Chapter 7 starts off by addressing some common objections of creationists, then takes up the issue of human evolution. This treatment of this topic is worded carefully:

"Hence God simply told us that we, like animals, are created from the dust of the ground. And that, as you know, is the heart of the gradual creation story -- no biologist could put it more succinctly than that."

Falk suggests that the account of the creation of Adam and Eve could be interpreted as a creation of humans as spiritual beings, capable of a personal relationship with God.

The conclusion of this last chapter is a cry for unity among Christians: those who believe in sudden creation and those who believe in gradual creation should accept each other as fellow followers of Christ. This is not to say that he compromises on the science, even here emphasizing:

"If the most predominant version of sudden creation were true, the sciences of nuclear physics, astronomy, geology, and biology would all be utterly wrong. It cannot be taught in the science classroom because it is not science."

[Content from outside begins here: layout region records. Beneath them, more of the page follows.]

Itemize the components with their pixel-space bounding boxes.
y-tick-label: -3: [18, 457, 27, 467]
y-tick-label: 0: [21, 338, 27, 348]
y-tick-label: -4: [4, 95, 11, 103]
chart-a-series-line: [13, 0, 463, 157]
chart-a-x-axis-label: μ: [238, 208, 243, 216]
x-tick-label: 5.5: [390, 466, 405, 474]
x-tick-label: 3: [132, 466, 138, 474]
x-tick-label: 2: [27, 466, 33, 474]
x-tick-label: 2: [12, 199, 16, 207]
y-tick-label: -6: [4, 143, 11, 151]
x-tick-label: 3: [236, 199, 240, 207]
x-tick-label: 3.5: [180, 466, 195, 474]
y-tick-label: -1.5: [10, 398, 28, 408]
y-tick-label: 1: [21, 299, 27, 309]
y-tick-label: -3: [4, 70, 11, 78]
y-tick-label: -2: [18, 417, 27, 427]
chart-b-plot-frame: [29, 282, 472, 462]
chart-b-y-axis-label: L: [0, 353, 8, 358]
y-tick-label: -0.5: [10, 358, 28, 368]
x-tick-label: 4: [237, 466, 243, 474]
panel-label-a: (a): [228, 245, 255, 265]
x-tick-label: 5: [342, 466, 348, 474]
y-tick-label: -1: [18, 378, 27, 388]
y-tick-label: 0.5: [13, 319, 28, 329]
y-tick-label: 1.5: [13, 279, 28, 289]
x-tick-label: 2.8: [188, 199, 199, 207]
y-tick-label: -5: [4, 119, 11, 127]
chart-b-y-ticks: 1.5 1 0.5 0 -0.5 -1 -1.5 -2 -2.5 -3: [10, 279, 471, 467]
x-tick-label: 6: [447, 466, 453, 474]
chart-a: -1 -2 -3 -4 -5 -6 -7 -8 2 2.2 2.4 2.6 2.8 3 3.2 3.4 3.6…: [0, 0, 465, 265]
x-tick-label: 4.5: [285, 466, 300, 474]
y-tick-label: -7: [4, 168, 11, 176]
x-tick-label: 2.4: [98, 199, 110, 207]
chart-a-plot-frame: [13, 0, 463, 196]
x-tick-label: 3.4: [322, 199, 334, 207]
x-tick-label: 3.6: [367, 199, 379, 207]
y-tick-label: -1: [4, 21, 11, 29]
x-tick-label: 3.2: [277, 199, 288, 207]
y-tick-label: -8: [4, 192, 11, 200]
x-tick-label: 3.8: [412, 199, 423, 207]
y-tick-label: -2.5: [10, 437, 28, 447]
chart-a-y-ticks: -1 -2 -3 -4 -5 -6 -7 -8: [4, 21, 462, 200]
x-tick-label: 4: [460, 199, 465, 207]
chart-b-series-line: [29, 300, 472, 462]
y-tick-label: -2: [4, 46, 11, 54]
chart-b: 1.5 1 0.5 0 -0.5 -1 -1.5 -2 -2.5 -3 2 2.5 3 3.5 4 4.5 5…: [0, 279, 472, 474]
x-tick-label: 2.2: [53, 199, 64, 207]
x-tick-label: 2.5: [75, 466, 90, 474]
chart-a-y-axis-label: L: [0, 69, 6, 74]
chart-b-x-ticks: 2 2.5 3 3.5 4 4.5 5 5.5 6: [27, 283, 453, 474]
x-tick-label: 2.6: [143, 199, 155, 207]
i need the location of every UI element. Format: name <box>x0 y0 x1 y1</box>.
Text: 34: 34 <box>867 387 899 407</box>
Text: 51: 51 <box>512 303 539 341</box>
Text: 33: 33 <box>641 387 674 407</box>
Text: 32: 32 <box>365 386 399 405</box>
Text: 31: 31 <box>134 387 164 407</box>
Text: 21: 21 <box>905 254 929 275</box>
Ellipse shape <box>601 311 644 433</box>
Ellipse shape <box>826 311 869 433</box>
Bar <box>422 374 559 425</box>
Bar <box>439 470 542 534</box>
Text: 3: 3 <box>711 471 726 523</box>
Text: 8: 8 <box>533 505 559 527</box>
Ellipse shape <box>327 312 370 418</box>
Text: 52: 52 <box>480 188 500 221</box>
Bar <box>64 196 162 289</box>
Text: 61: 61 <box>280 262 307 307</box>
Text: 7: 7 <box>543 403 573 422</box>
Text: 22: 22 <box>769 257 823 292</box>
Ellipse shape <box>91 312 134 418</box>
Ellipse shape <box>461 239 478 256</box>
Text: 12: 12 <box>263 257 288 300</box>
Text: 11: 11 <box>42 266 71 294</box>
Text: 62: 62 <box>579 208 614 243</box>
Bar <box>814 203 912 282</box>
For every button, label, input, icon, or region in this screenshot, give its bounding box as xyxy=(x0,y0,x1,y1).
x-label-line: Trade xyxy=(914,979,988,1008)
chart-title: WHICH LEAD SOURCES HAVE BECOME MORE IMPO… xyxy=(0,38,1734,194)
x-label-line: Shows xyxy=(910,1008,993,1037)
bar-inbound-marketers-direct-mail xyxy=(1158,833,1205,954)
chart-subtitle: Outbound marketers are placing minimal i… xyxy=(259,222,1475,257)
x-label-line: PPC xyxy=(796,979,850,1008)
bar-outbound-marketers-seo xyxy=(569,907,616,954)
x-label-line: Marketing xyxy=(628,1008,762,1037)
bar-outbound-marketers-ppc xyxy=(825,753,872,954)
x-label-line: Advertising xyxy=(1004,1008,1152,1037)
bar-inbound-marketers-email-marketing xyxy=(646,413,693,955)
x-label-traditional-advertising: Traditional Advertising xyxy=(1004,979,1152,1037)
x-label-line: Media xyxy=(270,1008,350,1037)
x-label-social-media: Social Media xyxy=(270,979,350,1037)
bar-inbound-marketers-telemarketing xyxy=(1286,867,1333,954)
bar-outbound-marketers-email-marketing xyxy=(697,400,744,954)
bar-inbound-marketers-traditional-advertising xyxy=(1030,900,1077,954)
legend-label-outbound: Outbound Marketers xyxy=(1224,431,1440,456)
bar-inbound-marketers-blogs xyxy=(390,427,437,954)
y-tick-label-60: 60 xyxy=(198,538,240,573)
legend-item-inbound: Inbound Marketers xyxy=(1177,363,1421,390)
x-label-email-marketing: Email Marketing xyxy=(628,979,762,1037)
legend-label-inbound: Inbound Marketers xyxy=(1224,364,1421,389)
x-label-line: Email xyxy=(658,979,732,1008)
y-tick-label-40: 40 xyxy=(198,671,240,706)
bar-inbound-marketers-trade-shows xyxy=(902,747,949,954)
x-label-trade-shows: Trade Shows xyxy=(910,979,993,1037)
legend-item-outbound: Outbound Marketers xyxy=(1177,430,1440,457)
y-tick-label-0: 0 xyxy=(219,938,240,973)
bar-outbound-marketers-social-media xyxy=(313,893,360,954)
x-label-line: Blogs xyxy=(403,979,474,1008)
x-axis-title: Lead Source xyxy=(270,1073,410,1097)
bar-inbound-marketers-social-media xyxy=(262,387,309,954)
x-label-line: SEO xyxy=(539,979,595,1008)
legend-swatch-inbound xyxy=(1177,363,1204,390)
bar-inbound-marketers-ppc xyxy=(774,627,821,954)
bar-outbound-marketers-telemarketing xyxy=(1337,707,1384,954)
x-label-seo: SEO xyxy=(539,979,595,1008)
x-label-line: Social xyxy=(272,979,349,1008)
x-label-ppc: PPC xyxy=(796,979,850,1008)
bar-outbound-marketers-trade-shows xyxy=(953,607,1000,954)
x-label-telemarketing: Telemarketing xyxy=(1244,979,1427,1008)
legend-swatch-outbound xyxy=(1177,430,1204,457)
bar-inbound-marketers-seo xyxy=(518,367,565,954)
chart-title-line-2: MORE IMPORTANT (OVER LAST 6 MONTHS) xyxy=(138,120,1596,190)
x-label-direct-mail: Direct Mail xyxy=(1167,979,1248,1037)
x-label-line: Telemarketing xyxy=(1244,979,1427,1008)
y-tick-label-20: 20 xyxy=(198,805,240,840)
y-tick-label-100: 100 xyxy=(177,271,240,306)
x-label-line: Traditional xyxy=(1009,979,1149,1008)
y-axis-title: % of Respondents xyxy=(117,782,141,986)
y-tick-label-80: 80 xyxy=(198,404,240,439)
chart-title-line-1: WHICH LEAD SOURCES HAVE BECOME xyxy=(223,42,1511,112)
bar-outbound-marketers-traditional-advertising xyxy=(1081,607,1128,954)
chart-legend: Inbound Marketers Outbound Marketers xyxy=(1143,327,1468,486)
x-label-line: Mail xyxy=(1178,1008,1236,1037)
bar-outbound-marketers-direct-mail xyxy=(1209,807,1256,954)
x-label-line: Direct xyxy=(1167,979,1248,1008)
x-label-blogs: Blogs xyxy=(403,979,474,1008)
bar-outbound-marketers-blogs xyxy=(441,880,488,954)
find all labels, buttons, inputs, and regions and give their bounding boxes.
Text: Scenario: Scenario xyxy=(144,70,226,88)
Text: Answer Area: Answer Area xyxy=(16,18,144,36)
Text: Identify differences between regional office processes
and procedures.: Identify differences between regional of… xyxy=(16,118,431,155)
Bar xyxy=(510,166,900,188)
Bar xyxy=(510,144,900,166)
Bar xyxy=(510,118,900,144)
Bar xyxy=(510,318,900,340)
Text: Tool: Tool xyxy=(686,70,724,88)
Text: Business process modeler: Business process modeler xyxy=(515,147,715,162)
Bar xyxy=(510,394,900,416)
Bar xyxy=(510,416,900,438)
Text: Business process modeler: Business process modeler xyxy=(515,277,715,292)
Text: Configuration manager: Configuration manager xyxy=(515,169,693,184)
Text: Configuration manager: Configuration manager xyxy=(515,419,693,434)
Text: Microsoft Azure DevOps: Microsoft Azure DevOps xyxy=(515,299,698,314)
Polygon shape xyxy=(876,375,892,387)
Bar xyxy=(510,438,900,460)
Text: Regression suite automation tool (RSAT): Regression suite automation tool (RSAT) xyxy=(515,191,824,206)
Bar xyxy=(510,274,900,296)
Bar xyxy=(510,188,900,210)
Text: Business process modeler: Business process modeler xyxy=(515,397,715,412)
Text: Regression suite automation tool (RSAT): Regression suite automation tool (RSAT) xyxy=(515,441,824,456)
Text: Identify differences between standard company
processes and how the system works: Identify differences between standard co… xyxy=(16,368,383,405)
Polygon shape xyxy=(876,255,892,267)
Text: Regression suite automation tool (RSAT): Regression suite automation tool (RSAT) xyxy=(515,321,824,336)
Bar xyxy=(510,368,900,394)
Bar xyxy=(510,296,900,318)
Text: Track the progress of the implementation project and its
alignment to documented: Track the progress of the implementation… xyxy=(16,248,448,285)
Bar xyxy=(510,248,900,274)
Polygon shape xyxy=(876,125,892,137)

Falk feels that making creationism a litmus test for entrance into the Christian church is divisive and counterproductive. He gives a poignant account of his own eventual return to Christianity later in life -- he had been longing to reconnect to the church for years, but was hesitant because he did not know how his position on this issue would be received. Fortunately he found a congregation who opened their arms to him, but he worries that other would-be seekers might feel unwelcome elsewhere. His purpose in writing the book was not necessarily to convince the reader of gradualism, but to convince the reader that it is possible to be a sincere Christian who accepts gradualism. The church and its individual members would all benefit from an atmosphere of tolerance on this point.

If creationists are ever to come to some level of acceptance of the deep history of the universe, it will be thanks to the influence of fellow evangelicals such as Professor Falk, whose love for both God and the natural world shine from the pages of Coming to Peace with Science.